Guillaume Benoit : Pouvez-vous revenir sur l’origine de votre peinture, votre parcours et votre formation ?
Henni Alftan : Je suis née en Finlande et y suis restée jusqu’à mon baccalauréat. Adolescente, j’avais dans l’idée de voyager à travers le monde. J’avais simplement appris l’anglais et le français à l’école. Or, n’ayant pas été retenue aux Beaux-Arts de Paris, c’est un peu par hasard que je suis arrivée à la Villa Arson, où j’ai pu finir mon premier cycle de formation. Puis j’ai rejoint Paris, où je suis restée depuis. J’aime l’idée d’avoir deux bacs à sable, la Finlande et la France, pour montrer mes œuvres.
La peinture n’était pas alors le médium le plus en vogue. Vous aviez senti, dès l’école, que vous ne vous consacreriez qu’à la peinture ?
Je pratiquais encore plusieurs médiums, notamment de la sculpture peinte, étendue par la tranche, je ne trouvais pas la façon de peindre qui me convenait. J’ai arrêté de peindre aux Beaux-Arts de Paris où il y avait beaucoup plus de peintres. Ce qui m’a toujours intéressée c’est le rapport que l’image entretient avec le médium, avec les matières qui l’incarnent et la rendent visible et palpable, ce n’était pas forcément la peinture. Du coup je me suis posé pendant longtemps la question à l’envers. Peut-être était-ce l’époque, peut-être le fait d’être en France avec Supports/ Surfaces, de tenter toutes sortes d’expérimentations sur le support jusqu’à ce que je me rende compte que, évidemment, le support de l’image en peinture c’est la peinture elle-même, ce n’est pas le support de la peinture. Que c’était à la façon d’appliquer la matière peinture sur la toile qu’il fallait que je m’intéresse.

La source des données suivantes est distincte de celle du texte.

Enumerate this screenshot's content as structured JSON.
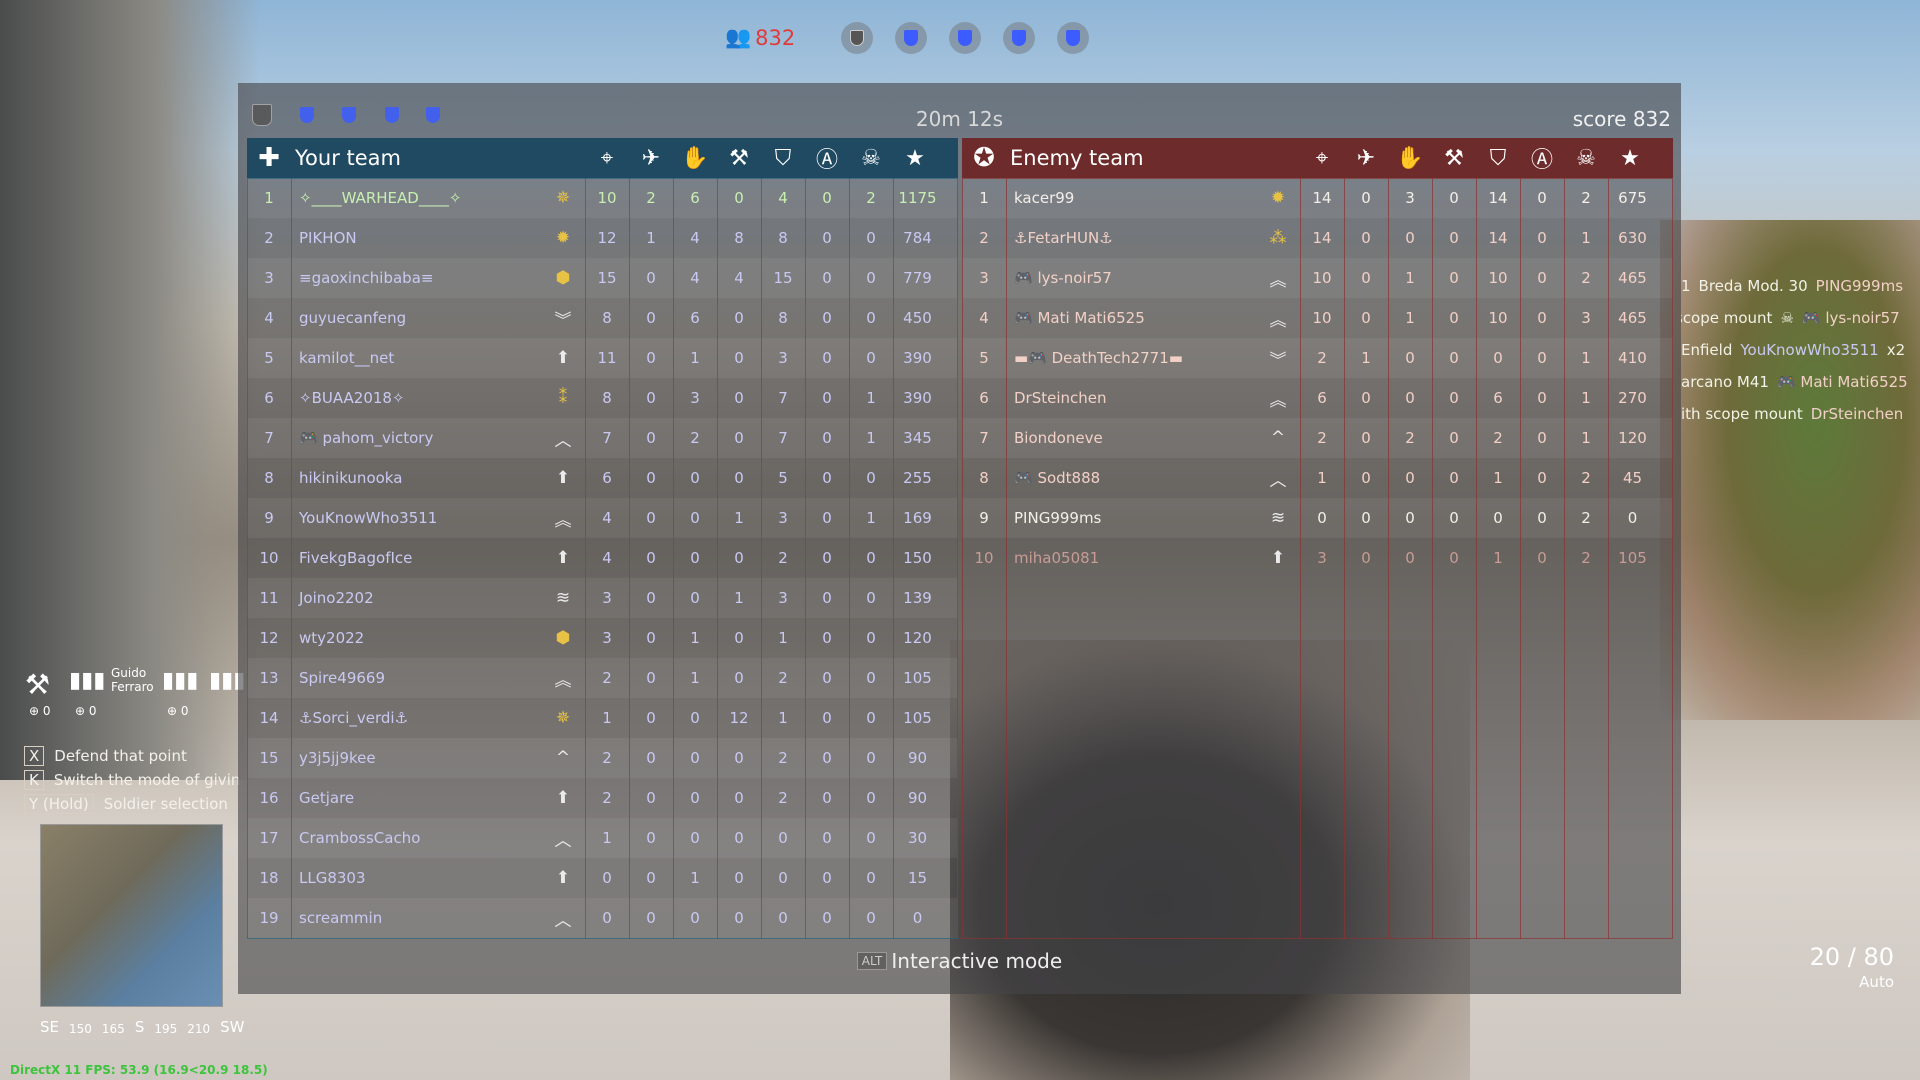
{
  "top": {
    "players_remaining": "832",
    "players_icon": "players-icon",
    "flags": [
      {
        "state": "neutral",
        "icon": "artillery-flag-icon"
      },
      {
        "state": "ally",
        "icon": "shield-flag-icon"
      },
      {
        "state": "ally",
        "icon": "shield-flag-icon"
      },
      {
        "state": "ally",
        "icon": "shield-flag-icon"
      },
      {
        "state": "ally",
        "icon": "shield-flag-icon"
      }
    ]
  },
  "scoreboard": {
    "timer": "20m 12s",
    "score": "score 832",
    "columns": [
      {
        "icon": "crosshair-icon",
        "glyph": "⌖"
      },
      {
        "icon": "vehicle-kill-icon",
        "glyph": "✈"
      },
      {
        "icon": "assist-hand-icon",
        "glyph": "✋"
      },
      {
        "icon": "wrench-icon",
        "glyph": "⚒"
      },
      {
        "icon": "shield-a-icon",
        "glyph": "⛉"
      },
      {
        "icon": "circle-a-icon",
        "glyph": "Ⓐ"
      },
      {
        "icon": "skull-icon",
        "glyph": "☠"
      },
      {
        "icon": "star-icon",
        "glyph": "★"
      }
    ],
    "your_team": {
      "title": "Your team",
      "emblem": "iron-cross-icon",
      "color": "#1f4a62",
      "rows": [
        {
          "rank": "1",
          "name": "✧____WARHEAD____✧",
          "rank_icon": "gold-star-rank",
          "stats": [
            "10",
            "2",
            "6",
            "0",
            "4",
            "0",
            "2",
            "1175"
          ]
        },
        {
          "rank": "2",
          "name": "PIKHON",
          "rank_icon": "gold-sun-rank",
          "stats": [
            "12",
            "1",
            "4",
            "8",
            "8",
            "0",
            "0",
            "784"
          ]
        },
        {
          "rank": "3",
          "name": "≡gaoxinchibaba≡",
          "rank_icon": "gold-hex-rank",
          "stats": [
            "15",
            "0",
            "4",
            "4",
            "15",
            "0",
            "0",
            "779"
          ]
        },
        {
          "rank": "4",
          "name": "guyuecanfeng",
          "rank_icon": "chevron-down-rank",
          "stats": [
            "8",
            "0",
            "6",
            "0",
            "8",
            "0",
            "0",
            "450"
          ]
        },
        {
          "rank": "5",
          "name": "kamilot__net",
          "rank_icon": "arrow-rank",
          "stats": [
            "11",
            "0",
            "1",
            "0",
            "3",
            "0",
            "0",
            "390"
          ]
        },
        {
          "rank": "6",
          "name": "✧BUAA2018✧",
          "rank_icon": "gold-double-star-rank",
          "stats": [
            "8",
            "0",
            "3",
            "0",
            "7",
            "0",
            "1",
            "390"
          ]
        },
        {
          "rank": "7",
          "name": "🎮 pahom_victory",
          "rank_icon": "outline-chevron-rank",
          "stats": [
            "7",
            "0",
            "2",
            "0",
            "7",
            "0",
            "1",
            "345"
          ]
        },
        {
          "rank": "8",
          "name": "hikinikunooka",
          "rank_icon": "arrow-rank",
          "stats": [
            "6",
            "0",
            "0",
            "0",
            "5",
            "0",
            "0",
            "255"
          ]
        },
        {
          "rank": "9",
          "name": "YouKnowWho3511",
          "rank_icon": "double-chevron-rank",
          "stats": [
            "4",
            "0",
            "0",
            "1",
            "3",
            "0",
            "1",
            "169"
          ]
        },
        {
          "rank": "10",
          "name": "FivekgBagofIce",
          "rank_icon": "arrow-rank",
          "stats": [
            "4",
            "0",
            "0",
            "0",
            "2",
            "0",
            "0",
            "150"
          ]
        },
        {
          "rank": "11",
          "name": "Joino2202",
          "rank_icon": "triple-chevron-rank",
          "stats": [
            "3",
            "0",
            "0",
            "1",
            "3",
            "0",
            "0",
            "139"
          ]
        },
        {
          "rank": "12",
          "name": "wty2022",
          "rank_icon": "gold-hex-rank",
          "stats": [
            "3",
            "0",
            "1",
            "0",
            "1",
            "0",
            "0",
            "120"
          ]
        },
        {
          "rank": "13",
          "name": "Spire49669",
          "rank_icon": "double-chevron-rank",
          "stats": [
            "2",
            "0",
            "1",
            "0",
            "2",
            "0",
            "0",
            "105"
          ]
        },
        {
          "rank": "14",
          "name": "⚓Sorci_verdi⚓",
          "rank_icon": "gold-star-rank",
          "stats": [
            "1",
            "0",
            "0",
            "12",
            "1",
            "0",
            "0",
            "105"
          ]
        },
        {
          "rank": "15",
          "name": "y3j5jj9kee",
          "rank_icon": "chevron-rank",
          "stats": [
            "2",
            "0",
            "0",
            "0",
            "2",
            "0",
            "0",
            "90"
          ]
        },
        {
          "rank": "16",
          "name": "Getjare",
          "rank_icon": "arrow-rank",
          "stats": [
            "2",
            "0",
            "0",
            "0",
            "2",
            "0",
            "0",
            "90"
          ]
        },
        {
          "rank": "17",
          "name": "CrambossCacho",
          "rank_icon": "outline-chevron-rank",
          "stats": [
            "1",
            "0",
            "0",
            "0",
            "0",
            "0",
            "0",
            "30"
          ]
        },
        {
          "rank": "18",
          "name": "LLG8303",
          "rank_icon": "arrow-rank",
          "stats": [
            "0",
            "0",
            "1",
            "0",
            "0",
            "0",
            "0",
            "15"
          ]
        },
        {
          "rank": "19",
          "name": "screammin",
          "rank_icon": "outline-chevron-rank",
          "stats": [
            "0",
            "0",
            "0",
            "0",
            "0",
            "0",
            "0",
            "0"
          ]
        }
      ]
    },
    "enemy_team": {
      "title": "Enemy team",
      "emblem": "star-roundel-icon",
      "color": "#6e2b2b",
      "rows": [
        {
          "rank": "1",
          "name": "kacer99",
          "rank_icon": "gold-sun-rank",
          "stats": [
            "14",
            "0",
            "3",
            "0",
            "14",
            "0",
            "2",
            "675"
          ]
        },
        {
          "rank": "2",
          "name": "⚓FetarHUN⚓",
          "rank_icon": "gold-triple-star-rank",
          "stats": [
            "14",
            "0",
            "0",
            "0",
            "14",
            "0",
            "1",
            "630"
          ]
        },
        {
          "rank": "3",
          "name": "🎮 lys-noir57",
          "rank_icon": "double-chevron-rank",
          "stats": [
            "10",
            "0",
            "1",
            "0",
            "10",
            "0",
            "2",
            "465"
          ]
        },
        {
          "rank": "4",
          "name": "🎮 Mati Mati6525",
          "rank_icon": "double-chevron-rank",
          "stats": [
            "10",
            "0",
            "1",
            "0",
            "10",
            "0",
            "3",
            "465"
          ]
        },
        {
          "rank": "5",
          "name": "▬🎮 DeathTech2771▬",
          "rank_icon": "chevron-down-rank",
          "stats": [
            "2",
            "1",
            "0",
            "0",
            "0",
            "0",
            "1",
            "410"
          ]
        },
        {
          "rank": "6",
          "name": "DrSteinchen",
          "rank_icon": "double-chevron-rank",
          "stats": [
            "6",
            "0",
            "0",
            "0",
            "6",
            "0",
            "1",
            "270"
          ]
        },
        {
          "rank": "7",
          "name": "Biondoneve",
          "rank_icon": "chevron-rank",
          "stats": [
            "2",
            "0",
            "2",
            "0",
            "2",
            "0",
            "1",
            "120"
          ]
        },
        {
          "rank": "8",
          "name": "🎮 Sodt888",
          "rank_icon": "outline-chevron-rank",
          "stats": [
            "1",
            "0",
            "0",
            "0",
            "1",
            "0",
            "2",
            "45"
          ]
        },
        {
          "rank": "9",
          "name": "PING999ms",
          "rank_icon": "triple-chevron-rank",
          "stats": [
            "0",
            "0",
            "0",
            "0",
            "0",
            "0",
            "2",
            "0"
          ]
        },
        {
          "rank": "10",
          "name": "miha05081",
          "rank_icon": "arrow-rank",
          "stats": [
            "3",
            "0",
            "0",
            "0",
            "1",
            "0",
            "2",
            "105"
          ]
        }
      ]
    },
    "interactive_hint": {
      "key": "ALT",
      "label": "Interactive mode"
    }
  },
  "killfeed": [
    {
      "a": "1",
      "weapon": "Breda Mod. 30",
      "victim": "PING999ms"
    },
    {
      "weapon": "scope mount",
      "victim": "🎮 lys-noir57"
    },
    {
      "weapon": "Enfield",
      "victim": "YouKnowWho3511",
      "count": "x2"
    },
    {
      "weapon": "arcano M41",
      "victim": "🎮 Mati Mati6525"
    },
    {
      "weapon": "ith scope mount",
      "victim": "DrSteinchen"
    }
  ],
  "squad": {
    "soldier_name_1": "Guido",
    "soldier_name_2": "Ferraro",
    "counts": [
      "0",
      "0",
      "0"
    ]
  },
  "orders": [
    {
      "key": "X",
      "label": "Defend that point"
    },
    {
      "key": "K",
      "label": "Switch the mode of giving"
    },
    {
      "key": "Y (Hold)",
      "label": "Soldier selection"
    }
  ],
  "compass": [
    "SE",
    "150",
    "165",
    "S",
    "195",
    "210",
    "SW"
  ],
  "fps": "DirectX 11 FPS: 53.9 (16.9<20.9 18.5)",
  "ammo": {
    "count": "20 / 80",
    "mode": "Auto"
  }
}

Certains professeurs auraient pu vous en éloigner ?
Non, même si, quand je faisais mes études, il n’y avait pas eu encore ce grand retour de la peinture. Probablement parce que c’est un médium surdéterminé qui a tant de poids dans l’art moderne jusque dans ses conceptions populaire. Ca ne vient pas de De Vinci, bien plus de Picasso, on entend couramment aujourd’hui qu’une œuvre d’art c’est une peinture à l’huile sur toile. Et je me suis rendu compte que si c’était lourd, c’était pour cela qu’il fallait justement faire de la peinture aujourd’hui. Mais penser différemment ce « faire », le penser d’une manière qui me convienne.
Dès le début, votre réflexion portait donc sur l’image. Quels étaient, à cette époque, les artistes qui vous intéressaient ?
Mes premières peintures étaient beaucoup plus simples, elles ne se contentaient que de quelques gestes au pinceau très large. Au fur et à mesure, les matières et les sujets se sont élargis. Je peux dire que je regardais les images de Luc Tuymans, mais pas tellement sa façon de peindre justement. Mais le questionnement sur ce qu’est l’image était intéressant. Je n’utilise pas, comme lui, de support photographique, ce qui m’intéresse, c’est la construction de l’image, des points et des lignes, des couleurs…. Pour essayer de la réduire à ce qu’elle a de plus simple, pour ne rien y mettre qui ne soit pas nécessaire.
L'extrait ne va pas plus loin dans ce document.